Bernstein favors US small cap stocks to hot ‘BRICs’ – Economic Times

Posted on February 9, 2011 by


NEW YORK: US small-company stocks promise far greater returns than the emerging market equities, former Merrill Lynch investment strategist Richard Bernstein said on Tuesday.

Bernstein, who has reversed his views on the market since 2009, when he was significantly more pessimistic about the economy and US stocks, told an audience of investment managers and financial advisers that the nearly two-year long bull market in US equities has room to run.

“The US arguably may be the world’s most improved economy,” he said, “and US small cap growth and value is the greatest growth story in the world.”

The so-called BRIC markets of Brazil, Russia, India and China have become investment darlings since the global economic crisis of 2008, but recent worries about inflation and the political risk in Egypt have sparked a sharp shift of investment flows out of emerging markets and into developed economies including the US

In the week ended Feb. 2, emerging market equity funds suffered record net redemptions of $4.1 billion, according to Lipper data.

The rotation out of emerging markets should continue, given US small companies are expanding faster than those in emerging markets, Bernstein told the Investment Management Consultants Association conference in New York.

Bernstein runs Richard Bernstein Advisors LLC, which oversees about $100 million.

US small caps at the end of December traded at one times sales, lower than the BRICs, he said.

Small US companies also are estimated to grow much faster: 80 percent per-share earnings growth in 2011 compared with 32 percent in China and Brazil and 17 percent in both Russia and India, he noted.

Overall, more than half of US companies delivered higher-than-expected revenue in the fourth quarter, Bernstein said. So far in the first quarter, that number is 60 percent, he added.

But Bernstein said the S&P 500 index of largest US companies delivered a total negative return of 8.3 percent from 2008 to last year, compared with a 14 percent drop by the MSCI BRIC index.

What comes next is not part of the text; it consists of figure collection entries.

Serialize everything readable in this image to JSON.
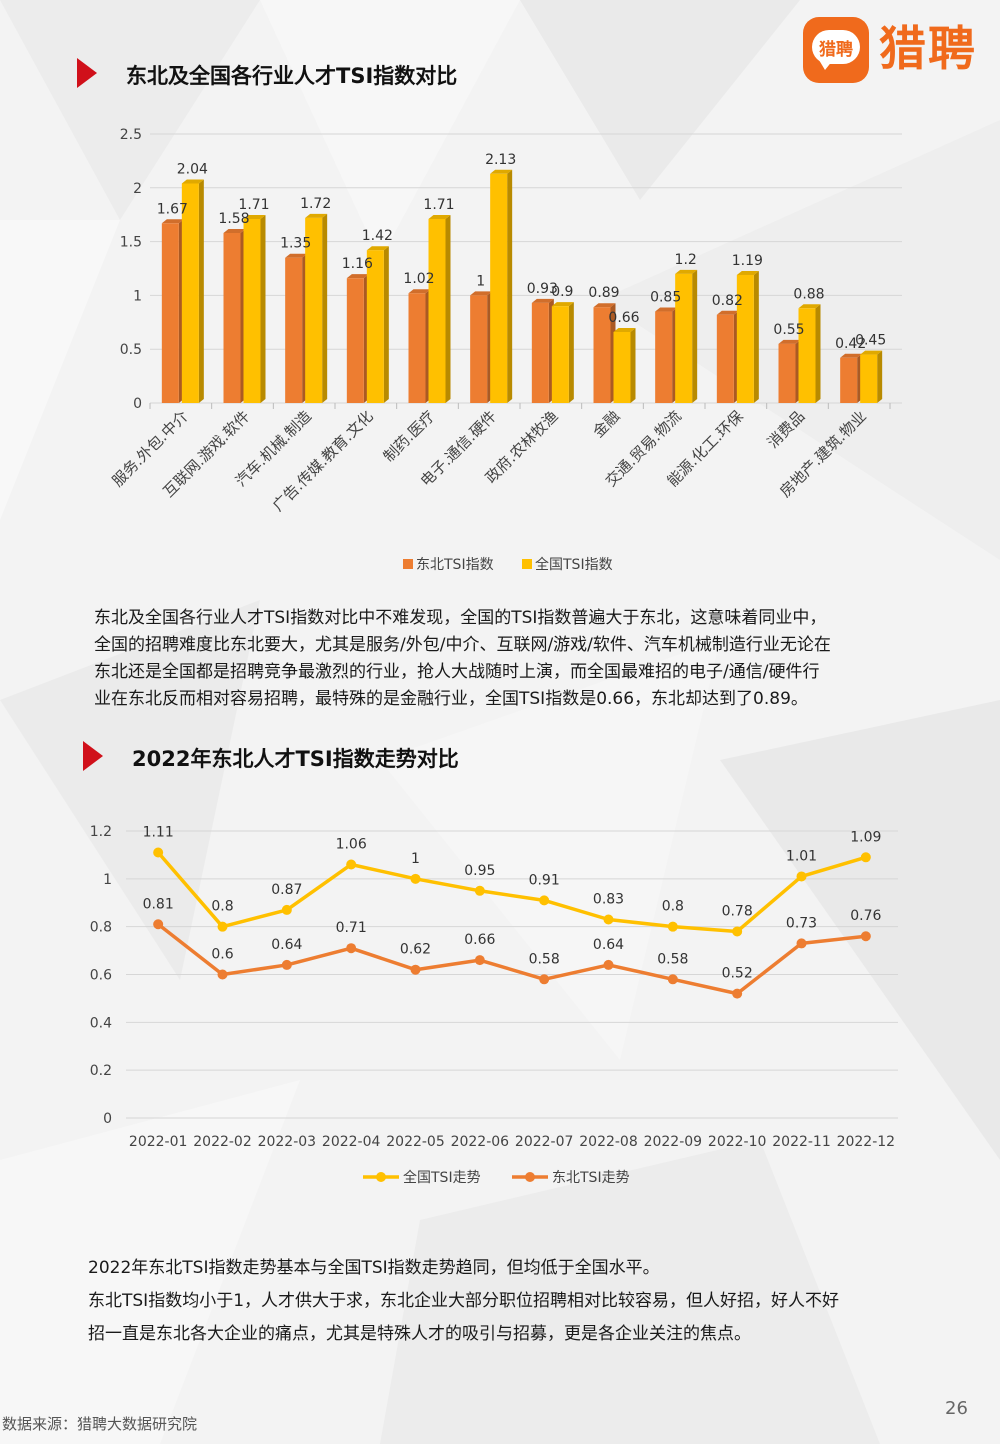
{
  "logo": {
    "badge_text": "猎聘",
    "brand_text": "猎聘"
  },
  "section1": {
    "title": "东北及全国各行业人才TSI指数对比"
  },
  "section2": {
    "title": "2022年东北人才TSI指数走势对比"
  },
  "paragraph1": {
    "lines": [
      "东北及全国各行业人才TSI指数对比中不难发现，全国的TSI指数普遍大于东北，这意味着同业中，",
      "全国的招聘难度比东北要大，尤其是服务/外包/中介、互联网/游戏/软件、汽车机械制造行业无论在",
      "东北还是全国都是招聘竞争最激烈的行业，抢人大战随时上演，而全国最难招的电子/通信/硬件行",
      "业在东北反而相对容易招聘，最特殊的是金融行业，全国TSI指数是0.66，东北却达到了0.89。"
    ]
  },
  "paragraph2": {
    "lines": [
      "2022年东北TSI指数走势基本与全国TSI指数走势趋同，但均低于全国水平。",
      "东北TSI指数均小于1，人才供大于求，东北企业大部分职位招聘相对比较容易，但人好招，好人不好",
      "招一直是东北各大企业的痛点，尤其是特殊人才的吸引与招募，更是各企业关注的焦点。"
    ]
  },
  "footer": {
    "source": "数据来源：猎聘大数据研究院",
    "page_number": "26"
  },
  "colors": {
    "orange": "#ed7d31",
    "yellow": "#ffc000",
    "red_arrow": "#d0101a",
    "brand": "#f06a1c"
  },
  "chart_data": [
    {
      "type": "bar",
      "title": "",
      "categories": [
        "服务.外包.中介",
        "互联网.游戏.软件",
        "汽车.机械.制造",
        "广告.传媒.教育.文化",
        "制药.医疗",
        "电子.通信.硬件",
        "政府.农林牧渔",
        "金融",
        "交通.贸易.物流",
        "能源.化工.环保",
        "消费品",
        "房地产.建筑.物业"
      ],
      "series": [
        {
          "name": "东北TSI指数",
          "color": "#ed7d31",
          "values": [
            1.67,
            1.58,
            1.35,
            1.16,
            1.02,
            1,
            0.93,
            0.89,
            0.85,
            0.82,
            0.55,
            0.42
          ]
        },
        {
          "name": "全国TSI指数",
          "color": "#ffc000",
          "values": [
            2.04,
            1.71,
            1.72,
            1.42,
            1.71,
            2.13,
            0.9,
            0.66,
            1.2,
            1.19,
            0.88,
            0.45
          ]
        }
      ],
      "ylim": [
        0,
        2.5
      ],
      "yticks": [
        "0",
        "0.5",
        "1",
        "1.5",
        "2",
        "2.5"
      ],
      "grid": true,
      "legend": "bottom"
    },
    {
      "type": "line",
      "title": "",
      "categories": [
        "2022-01",
        "2022-02",
        "2022-03",
        "2022-04",
        "2022-05",
        "2022-06",
        "2022-07",
        "2022-08",
        "2022-09",
        "2022-10",
        "2022-11",
        "2022-12"
      ],
      "series": [
        {
          "name": "全国TSI走势",
          "color": "#ffc000",
          "values": [
            1.11,
            0.8,
            0.87,
            1.06,
            1,
            0.95,
            0.91,
            0.83,
            0.8,
            0.78,
            1.01,
            1.09
          ]
        },
        {
          "name": "东北TSI走势",
          "color": "#ed7d31",
          "values": [
            0.81,
            0.6,
            0.64,
            0.71,
            0.62,
            0.66,
            0.58,
            0.64,
            0.58,
            0.52,
            0.73,
            0.76
          ]
        }
      ],
      "ylim": [
        0,
        1.2
      ],
      "yticks": [
        "0",
        "0.2",
        "0.4",
        "0.6",
        "0.8",
        "1",
        "1.2"
      ],
      "grid": true,
      "legend": "bottom"
    }
  ]
}
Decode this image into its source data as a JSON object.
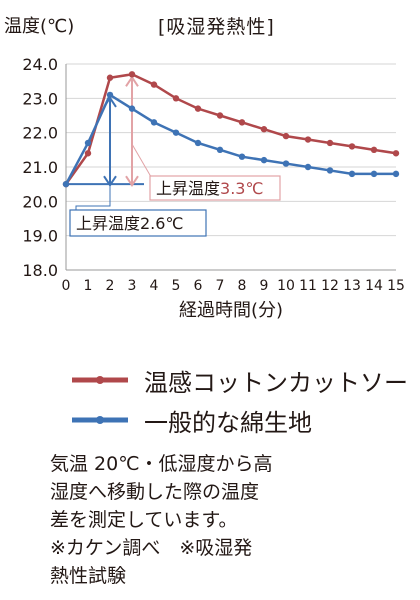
{
  "chart_data": {
    "type": "line",
    "title": "[吸湿発熱性]",
    "ylabel": "温度(℃)",
    "xlabel": "経過時間(分)",
    "x": [
      0,
      1,
      2,
      3,
      4,
      5,
      6,
      7,
      8,
      9,
      10,
      11,
      12,
      13,
      14,
      15
    ],
    "yticks": [
      "18.0",
      "19.0",
      "20.0",
      "21.0",
      "22.0",
      "23.0",
      "24.0"
    ],
    "ylim": [
      18,
      24
    ],
    "grid": true,
    "legend_position": "bottom",
    "series": [
      {
        "name": "温感コットンカットソー",
        "color": "#b0484b",
        "values": [
          20.5,
          21.4,
          23.6,
          23.7,
          23.4,
          23.0,
          22.7,
          22.5,
          22.3,
          22.1,
          21.9,
          21.8,
          21.7,
          21.6,
          21.5,
          21.4
        ]
      },
      {
        "name": "一般的な綿生地",
        "color": "#3e73b5",
        "values": [
          20.5,
          21.7,
          23.1,
          22.7,
          22.3,
          22.0,
          21.7,
          21.5,
          21.3,
          21.2,
          21.1,
          21.0,
          20.9,
          20.8,
          20.8,
          20.8
        ]
      }
    ],
    "annotations": [
      {
        "text_prefix": "上昇温度",
        "value": "3.3℃",
        "color": "#b0484b"
      },
      {
        "text": "上昇温度2.6℃",
        "color": "#3e73b5"
      }
    ]
  },
  "note_lines": [
    "気温 20℃・低湿度から高",
    "湿度へ移動した際の温度",
    "差を測定しています。",
    "※カケン調べ　※吸湿発",
    "熱性試験"
  ]
}
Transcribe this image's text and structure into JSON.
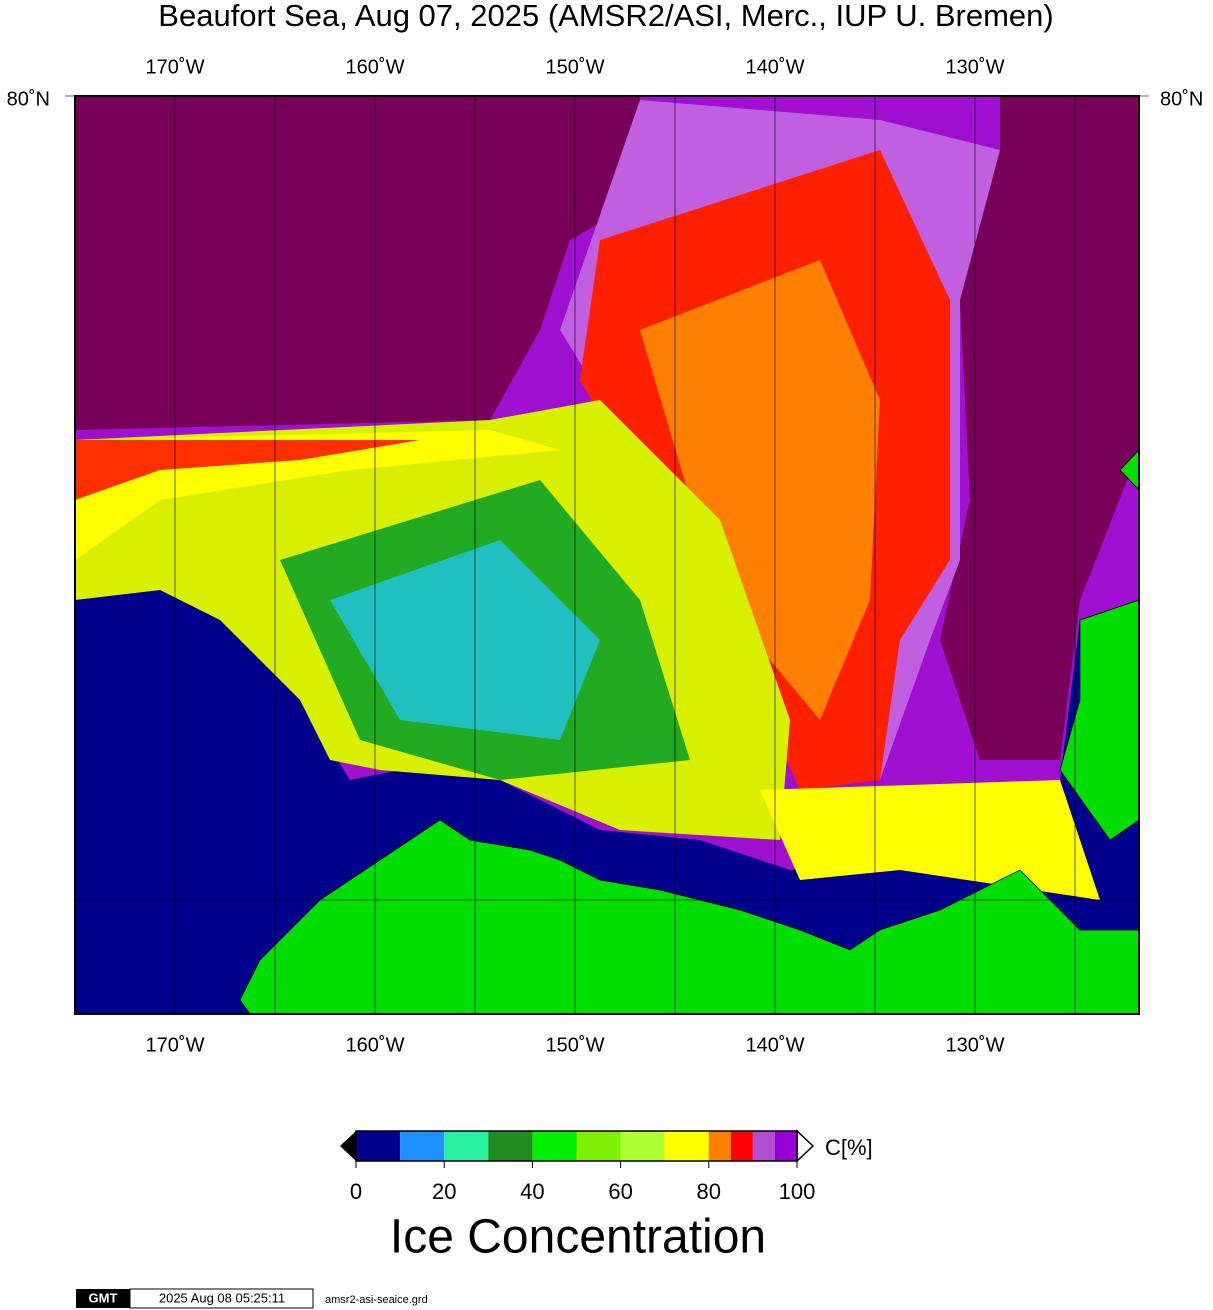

DENIAL AND ACCEPTANCE Bernstein was a widely watched chief investment strategist at Merrill Lynch before leaving in April 2009, months after the brokerage giant was acquired by Bank of America in a merger spurred by the 2008 financial crisis.

He was also one of Wall Street’s most bearish analysts during the bull market between 2003 and 2007.

Bernstein was voted onto the Institutional Investor All-American Research team 18 times and named to the First Team ” 10 times.

And right now, he says, investors ought to be feeling more confident in the US economy and its listed companies.

Bernstein said bull markets typically go through four phases: from “denial” in the early stages, when bear-bitten investors doubt prices are on the rise, to growing “acceptance,” proceeding to “brave new world” ebullience before peaking and fading into a bear market.

“Right now the US is between phases one and two. Emerging markets are probably between phases three and four,” he said.

The S&P 500 has outperformed the BRIC countries for three years now, “yet nobody is talking about this,” he said.

From the lows of March 2009, US stocks have delivered two straight years of double-digit gains and are moving closer to the 2007 highs. Yet investors, as evidenced by mutual fund flows and brokerage trading activity, have yet to fully embrace stocks as they worry the current rally has gotten ahead of itself.

Bernstein said small-cap stocks comprise the biggest exposure in his firm’s portfolios, while emerging markets has been slashed.

US small caps are, to be sure, more expensive than their foreign counterparts at 34 times trailing-year earnings, versus 19-times in China and 14-times in Brazil.

Supporting his views on US stocks, he said, are the yield curves measuring the spread between short term and long-term bond yields in different markets. The curve is steepening in the US, he said but flattening in emerging markets.

A flat curve typically means investors expect a slowdown in economic growth in a particular market, he said.